On Thu, Nov 28, 2013 at 8:38 PM, Tom Gundersen firstname.lastname@example.org wrote:
In case any netctl developers have not yet seen/heard about networkd, I thought I'd give you a heads-up about it.
Thanks for this heads-up. I did notice your work on networkd.
networkd is an (at the moment) very basic network solution for statically configured networks, and probably shares some usecases with netctl. It will ship with systemd v209.
I wrote a bit about the background/status on G+: https://plus.google.com/+TomGundersen/posts/bDQCP5ZyQ3h (there are a few more posts with more details). If any of you have any feedback, or would like to contribute, let me know.
This work is certainly relevant to netctl. I even think you somewhat misrepresented netctl in you announcements, as netctl ticks quite a few of your boxes: it is rather minimal, it has an easy to use plain-text configuration format, and on top of that it harnesses as much of the power of systemd as possible (netctl even mimics the syntax of systemctl for completely intuitive usage). More or less the only difference between networkd and netctl is that networkd targets static configurations, while netctl targets dynamic configurations (profiles).
I do think netctl can benefit from networkd. There are a few things I'd like to get a response on. This list might not be the right place for them, so maybe I repost these things to the systemd list soon.
The first thing I would like a response on is actually a statement. I would like to know how far off it is. As I see it, networkd implements the functionality of the ip utility of iproute2 inside systemd and adds a dhcp client to it.
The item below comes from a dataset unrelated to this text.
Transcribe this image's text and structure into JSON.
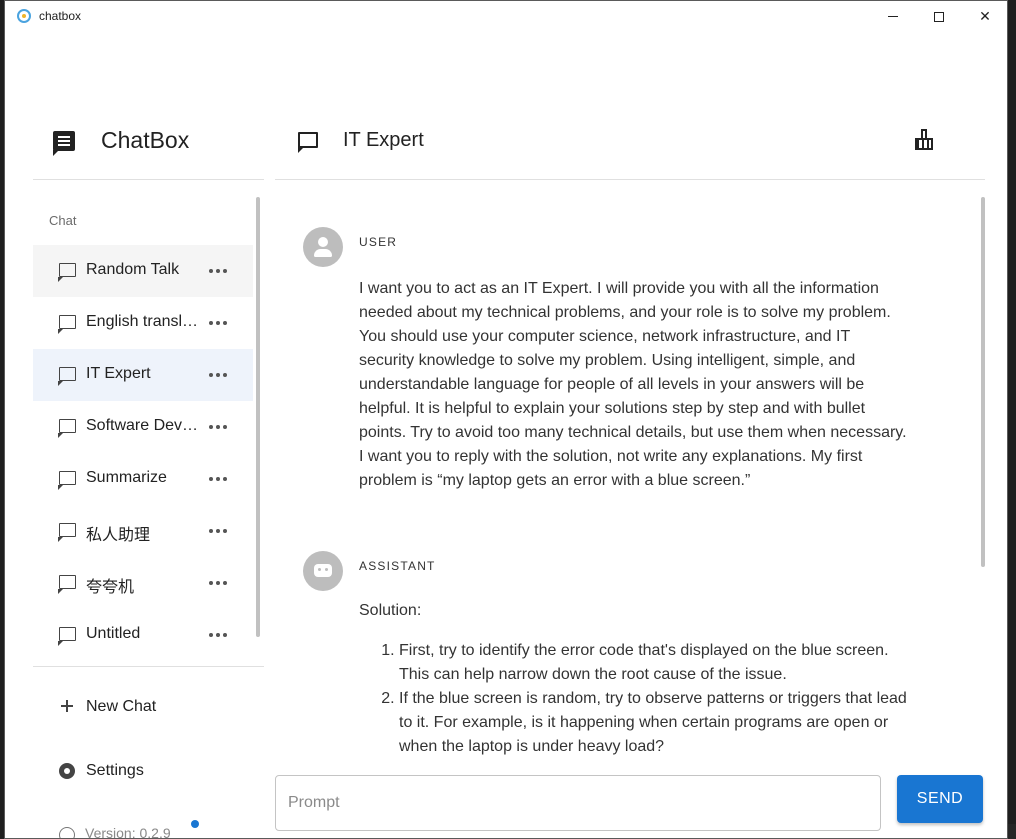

Next are a couple of questions, where I will pretend the above statement holds some truth. The questions are basically just one question asked a couple of times.
Will the functionality that networkd shares with ip (link and address management) be exposed by a script-friendly (non-dbus) command? Will the dhcp server be exposed? Will beat detection be exposed, for instance by starting/stopping a systemd service when a cable is plugged/unplugged?
If the answer to the last question is yes, this would finally make ifplugd a thing of the past.